The civilian victims of drone strikes have not been let down just by Mr. Obama. Their own government is equally culpable; Pakistan has been complicit in several strikes.
I have brought litigation on behalf of more than 100 civilian victims and their families before the provincial High Court in Peshawar and lower courts in Islamabad, the capital, to demand that the Pakistani government exercise its duty to protect the lives of its citizens.
A growing number of civilian casualties has raised the question of the efficacy of drone strikes in killing militants. Clearly Fahim, Sadaullah and Nabila were not menaces to America who had to be attacked in a brutal and lawless manner. According to the revelations in a recent McClatchy News Service article, the C.I.A. has no idea who is actually being killed in most of the strikes. Despite this acknowledgment, the drone program in Pakistan still continues without any Congressional oversight or accountability.
The burden of accountability is not exclusively on the American side. It is widely believed that the Pakistani government not only gives tacit consent for such strikes but also provides ground intelligence to the United States.
In response to our lawsuit, the Pakistani government has claimed that there is no written, verbal or tacit consent for such strikes nor any intelligence sharing.
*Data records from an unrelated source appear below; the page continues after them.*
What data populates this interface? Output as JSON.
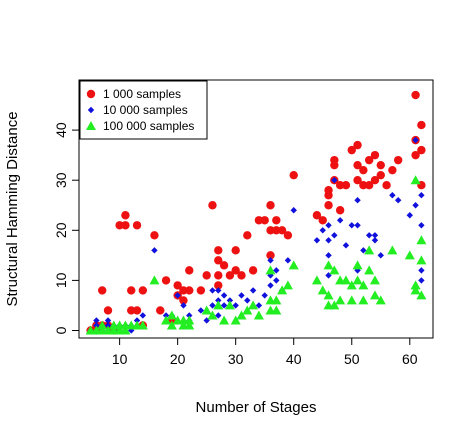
{
  "chart_data": {
    "type": "scatter",
    "title": "",
    "xlabel": "Number of Stages",
    "ylabel": "Structural Hamming Distance",
    "xlim": [
      3,
      64
    ],
    "ylim": [
      -1.5,
      50
    ],
    "xticks": [
      10,
      20,
      30,
      40,
      50,
      60
    ],
    "yticks": [
      0,
      10,
      20,
      30,
      40
    ],
    "grid": false,
    "legend_position": "top-left",
    "series": [
      {
        "name": "1 000 samples",
        "color": "#ee1111",
        "marker": "circle",
        "points": [
          [
            5,
            0
          ],
          [
            6,
            1
          ],
          [
            6,
            0
          ],
          [
            7,
            8
          ],
          [
            7,
            1
          ],
          [
            8,
            4
          ],
          [
            8,
            1
          ],
          [
            9,
            0
          ],
          [
            10,
            21
          ],
          [
            11,
            23
          ],
          [
            11,
            21
          ],
          [
            12,
            8
          ],
          [
            12,
            4
          ],
          [
            13,
            21
          ],
          [
            13,
            4
          ],
          [
            14,
            8
          ],
          [
            14,
            1
          ],
          [
            16,
            19
          ],
          [
            17,
            4
          ],
          [
            18,
            10
          ],
          [
            19,
            2
          ],
          [
            20,
            9
          ],
          [
            20,
            7
          ],
          [
            21,
            8
          ],
          [
            21,
            6
          ],
          [
            22,
            12
          ],
          [
            22,
            8
          ],
          [
            24,
            8
          ],
          [
            25,
            11
          ],
          [
            26,
            25
          ],
          [
            27,
            16
          ],
          [
            27,
            14
          ],
          [
            27,
            11
          ],
          [
            27,
            9
          ],
          [
            28,
            13
          ],
          [
            29,
            11
          ],
          [
            30,
            16
          ],
          [
            30,
            12
          ],
          [
            31,
            11
          ],
          [
            32,
            19
          ],
          [
            33,
            12
          ],
          [
            34,
            22
          ],
          [
            35,
            22
          ],
          [
            36,
            25
          ],
          [
            36,
            20
          ],
          [
            36,
            15
          ],
          [
            37,
            20
          ],
          [
            37,
            22
          ],
          [
            38,
            20
          ],
          [
            39,
            19
          ],
          [
            40,
            31
          ],
          [
            44,
            23
          ],
          [
            45,
            22
          ],
          [
            46,
            28
          ],
          [
            46,
            27
          ],
          [
            46,
            25
          ],
          [
            47,
            34
          ],
          [
            47,
            33
          ],
          [
            47,
            30
          ],
          [
            48,
            24
          ],
          [
            48,
            29
          ],
          [
            49,
            29
          ],
          [
            50,
            36
          ],
          [
            51,
            37
          ],
          [
            51,
            33
          ],
          [
            51,
            30
          ],
          [
            52,
            32
          ],
          [
            52,
            29
          ],
          [
            53,
            34
          ],
          [
            53,
            29
          ],
          [
            54,
            30
          ],
          [
            54,
            35
          ],
          [
            55,
            31
          ],
          [
            55,
            33
          ],
          [
            56,
            29
          ],
          [
            57,
            32
          ],
          [
            58,
            34
          ],
          [
            61,
            47
          ],
          [
            61,
            38
          ],
          [
            61,
            35
          ],
          [
            62,
            41
          ],
          [
            62,
            36
          ],
          [
            62,
            29
          ]
        ]
      },
      {
        "name": "10 000 samples",
        "color": "#1111dd",
        "marker": "diamond",
        "points": [
          [
            5,
            0
          ],
          [
            6,
            2
          ],
          [
            6,
            1
          ],
          [
            7,
            1
          ],
          [
            7,
            0
          ],
          [
            8,
            1
          ],
          [
            8,
            2
          ],
          [
            9,
            1
          ],
          [
            9,
            0
          ],
          [
            10,
            1
          ],
          [
            10,
            0
          ],
          [
            11,
            1
          ],
          [
            12,
            1
          ],
          [
            12,
            0
          ],
          [
            13,
            2
          ],
          [
            14,
            3
          ],
          [
            16,
            16
          ],
          [
            18,
            3
          ],
          [
            19,
            3
          ],
          [
            20,
            7
          ],
          [
            21,
            5
          ],
          [
            22,
            3
          ],
          [
            22,
            2
          ],
          [
            24,
            4
          ],
          [
            25,
            2
          ],
          [
            26,
            8
          ],
          [
            26,
            5
          ],
          [
            27,
            8
          ],
          [
            27,
            6
          ],
          [
            27,
            3
          ],
          [
            28,
            7
          ],
          [
            28,
            5
          ],
          [
            29,
            6
          ],
          [
            30,
            5
          ],
          [
            31,
            7
          ],
          [
            32,
            6
          ],
          [
            33,
            8
          ],
          [
            34,
            5
          ],
          [
            35,
            7
          ],
          [
            36,
            14
          ],
          [
            36,
            11
          ],
          [
            36,
            9
          ],
          [
            37,
            10
          ],
          [
            37,
            12
          ],
          [
            38,
            8
          ],
          [
            39,
            14
          ],
          [
            40,
            24
          ],
          [
            44,
            18
          ],
          [
            45,
            20
          ],
          [
            46,
            21
          ],
          [
            46,
            18
          ],
          [
            46,
            15
          ],
          [
            46,
            11
          ],
          [
            47,
            30
          ],
          [
            47,
            19
          ],
          [
            48,
            22
          ],
          [
            49,
            17
          ],
          [
            50,
            21
          ],
          [
            51,
            26
          ],
          [
            51,
            21
          ],
          [
            51,
            12
          ],
          [
            52,
            16
          ],
          [
            53,
            19
          ],
          [
            54,
            18
          ],
          [
            54,
            19
          ],
          [
            55,
            15
          ],
          [
            57,
            27
          ],
          [
            58,
            26
          ],
          [
            60,
            23
          ],
          [
            61,
            38
          ],
          [
            61,
            25
          ],
          [
            62,
            27
          ],
          [
            62,
            21
          ],
          [
            62,
            12
          ],
          [
            62,
            10
          ]
        ]
      },
      {
        "name": "100 000 samples",
        "color": "#22ee22",
        "marker": "triangle",
        "points": [
          [
            5,
            0
          ],
          [
            6,
            0
          ],
          [
            7,
            0
          ],
          [
            7,
            1
          ],
          [
            8,
            0
          ],
          [
            9,
            0
          ],
          [
            9,
            1
          ],
          [
            10,
            0
          ],
          [
            10,
            1
          ],
          [
            11,
            0
          ],
          [
            11,
            1
          ],
          [
            12,
            1
          ],
          [
            13,
            1
          ],
          [
            14,
            1
          ],
          [
            16,
            10
          ],
          [
            18,
            2
          ],
          [
            19,
            1
          ],
          [
            19,
            3
          ],
          [
            20,
            2
          ],
          [
            21,
            1
          ],
          [
            21,
            2
          ],
          [
            22,
            1
          ],
          [
            22,
            2
          ],
          [
            25,
            4
          ],
          [
            26,
            3
          ],
          [
            27,
            5
          ],
          [
            28,
            2
          ],
          [
            29,
            5
          ],
          [
            30,
            2
          ],
          [
            31,
            3
          ],
          [
            32,
            4
          ],
          [
            33,
            5
          ],
          [
            34,
            3
          ],
          [
            36,
            12
          ],
          [
            36,
            6
          ],
          [
            36,
            4
          ],
          [
            37,
            4
          ],
          [
            37,
            6
          ],
          [
            38,
            8
          ],
          [
            39,
            9
          ],
          [
            40,
            13
          ],
          [
            44,
            10
          ],
          [
            45,
            8
          ],
          [
            46,
            13
          ],
          [
            46,
            7
          ],
          [
            46,
            5
          ],
          [
            47,
            5
          ],
          [
            47,
            12
          ],
          [
            48,
            10
          ],
          [
            48,
            6
          ],
          [
            49,
            10
          ],
          [
            50,
            9
          ],
          [
            50,
            6
          ],
          [
            51,
            10
          ],
          [
            51,
            13
          ],
          [
            52,
            9
          ],
          [
            52,
            6
          ],
          [
            53,
            16
          ],
          [
            53,
            12
          ],
          [
            54,
            10
          ],
          [
            54,
            7
          ],
          [
            55,
            6
          ],
          [
            57,
            16
          ],
          [
            60,
            15
          ],
          [
            61,
            9
          ],
          [
            61,
            30
          ],
          [
            61,
            8
          ],
          [
            62,
            18
          ],
          [
            62,
            7
          ],
          [
            62,
            14
          ]
        ]
      }
    ]
  }
}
It cites two joint parliamentary resolutions declaring drone strikes a counterproductive violation of sovereignty and a request to stop such strikes. But Pakistan’s former military ruler, Gen. Pervez Musharraf, painted a different picture in a CNN interview in April, admitting that he consented to a number of strikes during his tenure as president.
In a recent landmark ruling on one of our drone lawsuits, the Peshawar High Court categorically ordered Pakistan’s government to end its duplicity and defend its citizens’ right to life by demanding that America halt drone strikes and compensate civilian victims. People in Waziristan do not expect much of their government, but they at the very least deserve justice and a right to live.
If Mr. Obama will not end the strikes that are killing innocent Pakistanis, it is the duty of our government to stop America’s extrajudicial campaign of killing on our territory, just as it is the Pakistani government’s duty to eliminate the menace of terrorism from the country — but within the bounds of law and adhering to the principles of due process.
Mirza Shahzad Akbar, a lawyer and former special prosecutor for Pakistan’s National Accountability Bureau, is co-founder and legal director of the Foundation for Fundamental Rights, a legal aid organization.